I think creative thinking is something that one ought to nurture, which broadly requires having a level of conscientiousness and open-mindedness that enables one to connect the dots between seemingly unconnected events or causal chains. This is then particularly important for ground-breaking research, when one idea becomes extended to another idea (or model) in a way that has not been done before. These things do not just come to one’s mind without practicing creative thinking – or asking creative questions.
- You are studying at the London School of Economics, and were recently awarded a prize in Washington. So far, you have met a number of top economists.
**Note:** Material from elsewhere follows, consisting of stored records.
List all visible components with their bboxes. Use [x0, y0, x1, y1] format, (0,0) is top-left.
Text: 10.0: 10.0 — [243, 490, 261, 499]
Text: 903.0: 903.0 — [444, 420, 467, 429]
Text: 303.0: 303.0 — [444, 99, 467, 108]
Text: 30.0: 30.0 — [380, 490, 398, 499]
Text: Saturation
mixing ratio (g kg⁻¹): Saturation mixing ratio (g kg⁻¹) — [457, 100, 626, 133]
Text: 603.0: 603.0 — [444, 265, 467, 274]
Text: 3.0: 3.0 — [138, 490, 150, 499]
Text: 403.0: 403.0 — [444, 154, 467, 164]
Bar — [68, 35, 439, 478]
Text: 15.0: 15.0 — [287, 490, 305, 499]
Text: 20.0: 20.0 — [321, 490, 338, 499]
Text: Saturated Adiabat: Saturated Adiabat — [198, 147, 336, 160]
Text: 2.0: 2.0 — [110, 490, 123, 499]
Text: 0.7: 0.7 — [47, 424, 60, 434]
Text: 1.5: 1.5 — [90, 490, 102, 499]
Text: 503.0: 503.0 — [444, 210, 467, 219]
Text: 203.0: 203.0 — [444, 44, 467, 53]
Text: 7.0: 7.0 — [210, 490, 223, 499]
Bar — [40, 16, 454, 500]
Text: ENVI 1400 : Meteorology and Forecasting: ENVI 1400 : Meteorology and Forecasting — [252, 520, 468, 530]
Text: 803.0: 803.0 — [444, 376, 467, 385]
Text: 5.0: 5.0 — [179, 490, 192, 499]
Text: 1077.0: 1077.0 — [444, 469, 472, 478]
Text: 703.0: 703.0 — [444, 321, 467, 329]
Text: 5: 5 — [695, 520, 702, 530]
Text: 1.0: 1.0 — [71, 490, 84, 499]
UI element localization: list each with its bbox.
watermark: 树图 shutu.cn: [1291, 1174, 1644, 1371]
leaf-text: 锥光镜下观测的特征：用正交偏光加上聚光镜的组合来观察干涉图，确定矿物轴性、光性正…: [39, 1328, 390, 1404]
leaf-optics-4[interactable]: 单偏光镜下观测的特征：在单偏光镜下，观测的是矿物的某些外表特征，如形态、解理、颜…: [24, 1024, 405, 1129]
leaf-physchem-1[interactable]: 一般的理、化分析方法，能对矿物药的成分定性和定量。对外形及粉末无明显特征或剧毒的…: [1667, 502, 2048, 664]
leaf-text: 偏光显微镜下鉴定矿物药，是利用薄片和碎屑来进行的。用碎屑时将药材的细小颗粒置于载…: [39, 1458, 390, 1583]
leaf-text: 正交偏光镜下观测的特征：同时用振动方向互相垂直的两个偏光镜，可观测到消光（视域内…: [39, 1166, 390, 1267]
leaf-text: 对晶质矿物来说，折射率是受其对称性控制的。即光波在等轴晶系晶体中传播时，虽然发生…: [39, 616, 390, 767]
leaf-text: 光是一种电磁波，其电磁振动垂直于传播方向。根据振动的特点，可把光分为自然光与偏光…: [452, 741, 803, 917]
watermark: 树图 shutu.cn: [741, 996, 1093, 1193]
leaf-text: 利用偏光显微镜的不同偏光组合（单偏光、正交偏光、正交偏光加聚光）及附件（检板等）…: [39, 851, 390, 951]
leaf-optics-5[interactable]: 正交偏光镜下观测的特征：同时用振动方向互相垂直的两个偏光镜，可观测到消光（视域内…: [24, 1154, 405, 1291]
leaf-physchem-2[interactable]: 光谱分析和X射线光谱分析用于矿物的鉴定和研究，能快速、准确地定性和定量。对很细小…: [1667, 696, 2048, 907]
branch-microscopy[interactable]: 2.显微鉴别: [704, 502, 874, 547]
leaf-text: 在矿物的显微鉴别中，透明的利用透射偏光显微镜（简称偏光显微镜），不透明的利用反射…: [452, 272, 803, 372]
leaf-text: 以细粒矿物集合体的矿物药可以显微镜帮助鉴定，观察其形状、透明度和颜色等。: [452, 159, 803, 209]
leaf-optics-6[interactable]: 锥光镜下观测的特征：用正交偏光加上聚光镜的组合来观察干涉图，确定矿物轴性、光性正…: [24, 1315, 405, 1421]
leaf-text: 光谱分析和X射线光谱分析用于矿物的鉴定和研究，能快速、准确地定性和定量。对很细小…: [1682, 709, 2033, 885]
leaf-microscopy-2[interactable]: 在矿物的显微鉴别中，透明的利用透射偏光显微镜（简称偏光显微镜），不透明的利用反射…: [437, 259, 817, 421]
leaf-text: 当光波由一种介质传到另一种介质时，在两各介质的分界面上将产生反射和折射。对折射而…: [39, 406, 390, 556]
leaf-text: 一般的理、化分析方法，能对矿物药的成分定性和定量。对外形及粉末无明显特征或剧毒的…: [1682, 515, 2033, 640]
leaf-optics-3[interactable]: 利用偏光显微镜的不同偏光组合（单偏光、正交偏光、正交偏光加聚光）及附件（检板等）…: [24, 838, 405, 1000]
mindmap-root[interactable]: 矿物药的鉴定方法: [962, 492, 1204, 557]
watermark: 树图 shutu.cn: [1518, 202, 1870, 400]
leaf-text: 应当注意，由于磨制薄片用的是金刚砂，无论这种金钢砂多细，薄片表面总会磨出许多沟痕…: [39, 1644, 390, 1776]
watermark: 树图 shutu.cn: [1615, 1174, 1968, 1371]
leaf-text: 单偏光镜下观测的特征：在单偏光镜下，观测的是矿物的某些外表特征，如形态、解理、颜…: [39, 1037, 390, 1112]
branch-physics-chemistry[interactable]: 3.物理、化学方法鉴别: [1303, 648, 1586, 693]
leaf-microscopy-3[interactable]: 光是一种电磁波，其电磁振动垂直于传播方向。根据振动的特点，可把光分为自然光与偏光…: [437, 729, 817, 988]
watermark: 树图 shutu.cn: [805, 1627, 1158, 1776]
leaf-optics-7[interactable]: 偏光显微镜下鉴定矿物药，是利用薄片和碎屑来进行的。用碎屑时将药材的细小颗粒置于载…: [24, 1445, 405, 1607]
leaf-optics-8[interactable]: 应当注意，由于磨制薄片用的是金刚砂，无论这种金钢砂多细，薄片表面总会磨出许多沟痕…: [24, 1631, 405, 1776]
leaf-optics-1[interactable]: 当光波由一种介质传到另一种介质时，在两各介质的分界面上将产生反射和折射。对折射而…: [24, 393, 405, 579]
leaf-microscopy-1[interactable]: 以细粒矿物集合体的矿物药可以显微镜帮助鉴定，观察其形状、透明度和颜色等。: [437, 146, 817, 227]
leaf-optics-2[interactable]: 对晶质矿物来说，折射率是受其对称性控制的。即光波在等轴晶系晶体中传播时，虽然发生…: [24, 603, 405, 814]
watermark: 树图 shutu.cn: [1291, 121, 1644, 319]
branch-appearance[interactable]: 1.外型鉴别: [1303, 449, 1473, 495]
Did you spot any feature they have in common, besides their passion for economics?
I fondly recall being in the queue during my first year at the LSE to meet Ben Bernanke when he was on campus to deliver a public lecture on his memoir The Courage to Act. There was I, a fresh undergraduate who had long read about such central bankers, marvelling at this opportunity to listen to Bernanke speak in person on the decisions that he had to make as the then-chairman of the Fed. In the three years at the LSE that followed, I was able to meet many others in the academic community that were equally well-known by the profession, such as Bob Shiller, Richard Thaler, Raghuram Rajan, Mark Carney, Kenneth Rogoff, etc.
Besides their passion for economics, these economists are also humble in what they know and are more evidence-based. One example here is Sir Charles Bean, who always filled his monetary economics lectures with his own personal experiences while he was at the Bank of England’s MPC. He is one of the many whom I have met, who does not just believe in models completely but also reconciles with what he observes in practice.
Many of these economists, including my own adviser Ricardo Reis, have published widely in many of the top journals and they all have a decent standing in the profession. Yet, they are deeply aware and acknowledge the things that they might have less conviction in, including the theories and models that don’t quite reconcile with evidence and data. This seems to be the common similarity to all of them.
But again, it’s no surprise that this is likely to be the hallmark of an outstanding economist because the nature of economics itself seldom yields a unique and static answer to most questions. Equivalently, one may also say that they have a conviction towards economics. Here, I am reminded of a line in Paul Krugman’s article Incidents from my career, which brings out another flavour of my attempt to this question: “…we all want power, we all want success, but the ultimate reward is the simple joy of understanding.”
- What are you looking forward to the most in the near future?
At the moment, I am graduating as an undergraduate from the LSE, and will be joining an investment bank to gain experience with their macroeconomics research team in Singapore. I can’t wait to reconcile the best of both academic economics and sell-side economics research! It is my belief that my experience writing a paper, together with the many models that I’ve learned, provide me with the grounding to think about things that we may observe in the real world, such as financial market developments and the behaviour of central banks. In the near future, I hope to spend more time studying and tinkering with data, applying them and using them together with academic models to sieve out the underlying narrative. In other words, I am most looking forward to becoming an economist!
Thank you, Sitong, for your time. We wish you all the best for all your future projects!